Checking back: What is Prof. Dr. Ihsan Ekin Demir from the first funding round of the Clinician Scientist Professorships doing these days?

In our portrait today we are introducing you to Prof. Dr. Ihsan Ekin Demir, Ph.D. from the TUM Technical University of Munich.
Image

Within the scope of the Else Kröner Clinician Scientist Professorship entitled “Translational Pancreatic Surgery” he conducts research on the influence of the nervous system on the formation and progression of pancreatic cancer.

PD Dr. Ihsan Ekin Demir, Ph.D. studied medicine at Heidelberg University and at the TUM Technical University of Munich, and received his doctorate in 2011 in Munich. During specialist training in visceral (i.e. abdominal) surgery he also completed the Ph.D. program at the TUM. Alongside clinical activity, parallel to this it enabled him to continue his work on basic scientific research projects regarding the role of nerves in diseases affecting the pancreas, for example cancer (pancreatic carcinoma) or pancreatitis. Since 2019 he has been active in a capacity as attending physician at the clinic and polyclinic of the “Klinikum rechts der Isar” Hospital under the auspices of the TUM and heads the Pancreas Research Laboratory at the Clinic for Surgery.

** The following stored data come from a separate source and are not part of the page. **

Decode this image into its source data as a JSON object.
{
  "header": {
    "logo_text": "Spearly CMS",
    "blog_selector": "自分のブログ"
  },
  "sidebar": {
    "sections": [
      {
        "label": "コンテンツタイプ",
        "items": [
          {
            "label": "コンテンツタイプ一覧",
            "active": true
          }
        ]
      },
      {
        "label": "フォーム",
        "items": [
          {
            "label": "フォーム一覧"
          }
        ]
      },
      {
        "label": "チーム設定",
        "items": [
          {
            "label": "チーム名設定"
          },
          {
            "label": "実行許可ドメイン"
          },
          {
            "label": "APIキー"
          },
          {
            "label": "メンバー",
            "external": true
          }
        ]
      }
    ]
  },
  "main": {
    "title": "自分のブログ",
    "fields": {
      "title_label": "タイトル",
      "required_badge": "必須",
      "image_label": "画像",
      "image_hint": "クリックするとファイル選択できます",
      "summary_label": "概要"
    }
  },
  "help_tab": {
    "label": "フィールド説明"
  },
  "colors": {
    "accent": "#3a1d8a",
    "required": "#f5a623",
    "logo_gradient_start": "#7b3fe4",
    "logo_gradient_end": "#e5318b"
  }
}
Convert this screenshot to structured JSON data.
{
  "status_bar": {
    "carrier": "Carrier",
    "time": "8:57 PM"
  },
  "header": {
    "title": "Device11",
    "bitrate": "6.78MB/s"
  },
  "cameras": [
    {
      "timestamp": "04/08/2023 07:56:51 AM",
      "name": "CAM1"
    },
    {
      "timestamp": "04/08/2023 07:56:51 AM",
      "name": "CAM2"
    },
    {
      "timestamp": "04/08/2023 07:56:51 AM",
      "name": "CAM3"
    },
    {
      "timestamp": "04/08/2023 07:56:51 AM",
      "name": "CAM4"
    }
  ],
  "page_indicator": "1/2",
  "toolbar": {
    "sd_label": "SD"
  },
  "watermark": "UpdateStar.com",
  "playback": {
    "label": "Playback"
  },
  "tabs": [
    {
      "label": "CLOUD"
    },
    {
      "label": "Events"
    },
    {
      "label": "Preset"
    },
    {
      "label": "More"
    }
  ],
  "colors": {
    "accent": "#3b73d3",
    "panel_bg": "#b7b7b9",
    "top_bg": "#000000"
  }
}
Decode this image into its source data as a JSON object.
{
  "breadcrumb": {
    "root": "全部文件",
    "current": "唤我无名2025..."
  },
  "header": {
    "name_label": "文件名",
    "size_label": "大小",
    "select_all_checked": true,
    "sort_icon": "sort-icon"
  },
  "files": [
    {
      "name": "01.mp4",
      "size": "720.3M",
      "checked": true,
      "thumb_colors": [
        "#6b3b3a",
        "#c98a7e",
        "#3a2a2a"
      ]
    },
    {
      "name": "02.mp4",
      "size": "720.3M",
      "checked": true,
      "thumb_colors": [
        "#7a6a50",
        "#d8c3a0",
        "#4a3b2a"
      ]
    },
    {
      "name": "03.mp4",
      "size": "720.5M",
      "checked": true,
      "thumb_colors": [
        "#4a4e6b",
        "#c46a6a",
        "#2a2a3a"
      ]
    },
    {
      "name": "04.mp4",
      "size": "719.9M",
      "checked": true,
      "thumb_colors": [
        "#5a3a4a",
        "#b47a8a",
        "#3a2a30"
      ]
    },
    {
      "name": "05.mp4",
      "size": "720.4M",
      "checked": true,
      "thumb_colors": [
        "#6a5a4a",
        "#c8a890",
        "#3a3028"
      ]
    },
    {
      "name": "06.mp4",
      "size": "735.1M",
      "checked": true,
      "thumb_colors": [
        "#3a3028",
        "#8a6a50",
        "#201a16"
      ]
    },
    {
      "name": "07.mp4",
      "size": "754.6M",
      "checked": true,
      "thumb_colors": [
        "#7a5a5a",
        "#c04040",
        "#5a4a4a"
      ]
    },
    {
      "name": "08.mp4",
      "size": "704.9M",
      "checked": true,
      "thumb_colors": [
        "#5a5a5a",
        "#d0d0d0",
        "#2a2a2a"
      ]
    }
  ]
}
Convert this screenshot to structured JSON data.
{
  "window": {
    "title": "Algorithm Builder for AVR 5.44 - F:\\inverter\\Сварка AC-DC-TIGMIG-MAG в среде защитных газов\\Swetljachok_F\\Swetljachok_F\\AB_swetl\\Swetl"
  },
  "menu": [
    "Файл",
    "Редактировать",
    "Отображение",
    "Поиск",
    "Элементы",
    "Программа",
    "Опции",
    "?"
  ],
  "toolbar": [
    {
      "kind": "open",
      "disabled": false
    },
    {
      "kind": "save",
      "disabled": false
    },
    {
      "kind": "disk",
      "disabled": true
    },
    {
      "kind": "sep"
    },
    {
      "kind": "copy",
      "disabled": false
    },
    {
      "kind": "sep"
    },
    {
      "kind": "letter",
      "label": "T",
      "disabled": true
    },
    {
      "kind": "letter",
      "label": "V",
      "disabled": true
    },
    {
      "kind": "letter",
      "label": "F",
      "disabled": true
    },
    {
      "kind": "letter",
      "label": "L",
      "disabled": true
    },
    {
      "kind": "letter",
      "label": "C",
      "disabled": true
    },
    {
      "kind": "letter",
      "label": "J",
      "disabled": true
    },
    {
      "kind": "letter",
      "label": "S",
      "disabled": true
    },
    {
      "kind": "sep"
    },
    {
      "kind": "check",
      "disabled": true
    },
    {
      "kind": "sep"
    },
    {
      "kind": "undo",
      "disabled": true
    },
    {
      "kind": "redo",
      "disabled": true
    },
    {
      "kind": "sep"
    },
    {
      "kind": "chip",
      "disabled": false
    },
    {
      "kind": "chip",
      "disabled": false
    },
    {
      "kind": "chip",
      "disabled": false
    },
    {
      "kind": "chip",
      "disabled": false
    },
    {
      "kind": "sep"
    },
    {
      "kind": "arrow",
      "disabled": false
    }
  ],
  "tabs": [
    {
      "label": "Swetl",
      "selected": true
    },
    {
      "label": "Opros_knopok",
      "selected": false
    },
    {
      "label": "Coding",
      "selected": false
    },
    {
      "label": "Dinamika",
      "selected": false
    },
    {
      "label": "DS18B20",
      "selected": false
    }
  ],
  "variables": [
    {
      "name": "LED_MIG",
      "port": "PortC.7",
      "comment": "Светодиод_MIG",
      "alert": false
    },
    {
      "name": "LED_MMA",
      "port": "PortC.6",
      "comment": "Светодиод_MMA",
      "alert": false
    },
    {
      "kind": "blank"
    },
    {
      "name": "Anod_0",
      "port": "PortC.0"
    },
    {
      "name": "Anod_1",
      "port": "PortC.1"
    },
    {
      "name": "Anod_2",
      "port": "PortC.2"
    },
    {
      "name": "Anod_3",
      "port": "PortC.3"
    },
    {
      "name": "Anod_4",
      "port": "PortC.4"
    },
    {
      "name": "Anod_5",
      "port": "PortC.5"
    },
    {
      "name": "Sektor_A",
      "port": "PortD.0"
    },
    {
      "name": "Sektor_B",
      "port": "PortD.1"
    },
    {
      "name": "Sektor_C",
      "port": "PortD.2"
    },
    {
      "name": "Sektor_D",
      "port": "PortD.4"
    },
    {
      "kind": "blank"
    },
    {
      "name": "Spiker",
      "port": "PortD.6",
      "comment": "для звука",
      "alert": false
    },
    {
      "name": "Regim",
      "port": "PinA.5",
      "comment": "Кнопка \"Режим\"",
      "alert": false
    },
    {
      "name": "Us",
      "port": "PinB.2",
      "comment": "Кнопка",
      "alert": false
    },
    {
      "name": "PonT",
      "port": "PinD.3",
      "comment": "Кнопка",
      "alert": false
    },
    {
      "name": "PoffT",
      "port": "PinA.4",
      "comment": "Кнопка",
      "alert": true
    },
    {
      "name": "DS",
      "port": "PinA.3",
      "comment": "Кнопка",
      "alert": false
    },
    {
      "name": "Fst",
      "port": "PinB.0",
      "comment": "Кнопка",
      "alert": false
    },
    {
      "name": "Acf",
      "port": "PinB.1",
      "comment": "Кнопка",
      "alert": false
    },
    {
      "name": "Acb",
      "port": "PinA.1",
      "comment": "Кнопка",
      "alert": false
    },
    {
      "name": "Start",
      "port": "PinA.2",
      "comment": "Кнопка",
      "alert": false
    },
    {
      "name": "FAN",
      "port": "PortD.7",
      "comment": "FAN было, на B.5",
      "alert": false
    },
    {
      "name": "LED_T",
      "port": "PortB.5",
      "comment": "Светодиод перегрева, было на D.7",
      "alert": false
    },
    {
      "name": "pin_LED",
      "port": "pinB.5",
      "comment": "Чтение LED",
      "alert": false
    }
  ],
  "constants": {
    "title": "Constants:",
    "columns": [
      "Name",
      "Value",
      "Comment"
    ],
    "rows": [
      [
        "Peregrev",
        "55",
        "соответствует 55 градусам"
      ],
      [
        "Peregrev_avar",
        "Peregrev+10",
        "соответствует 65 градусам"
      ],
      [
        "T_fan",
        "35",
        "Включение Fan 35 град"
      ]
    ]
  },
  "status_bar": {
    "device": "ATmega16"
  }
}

“Thanks to the Else Kröner Clinician Scientist Professorship, this is the first time I have a chronologically and organizationally structured and planable allocation of my clinical and scientific activity. This planability has distinctly increased my efficiency in both segments of my activity, and I take great pleasure in being able to set this combination forth and expand it much more efficiently and with a greater focus,” states Demir and points out initial successes within the scope of the research project: “In the first one and a half years of the professorship, high-throughput analyses involving pancreatic cancer enabled us to identify several significant key molecules that bear a relationship to an increased attack on nerves, in other words to the neural invasion in this highly aggressive type of cancer,” the physician reports. Confirmatory analyses are currently being carried out in experimental models of this type of cancer so that they can be treated in a targeted manner later on in the course of preclinical studies.

Besides his activity in research, Demir concentrates his efforts on the transfer of science into everyday work at the clinic. For instance, neural invasion is one of the strongest predictive factors in the case of pancreatic cancer. In the course of his experimental models the research scientist has found out with his team that certain molecules in pancreatic cancer accumulate when greater neural invasion exists. It is currently being studied whether these molecules can also be verified in the blood of pancreatic cancer patients and whether these patients also display a greater neural invasion in the tumor that has been surgically removed from them. The goal is a discovery of neural invasion at an earlier stage, in other words before the operation, so that the afflicted can be offered more targeted, customized therapies within the scope of new clinical studies.

The Clinician Scientist finds the clinical work and science equally fascinating. His recommendation to younger scientists is to continue intensifying the research in the respective niche: “When you investigate the facts and circumstances to an ever-greater and greater depth and understand them better as a result, the fascination and the joy you get from that grow, too,” says Demir.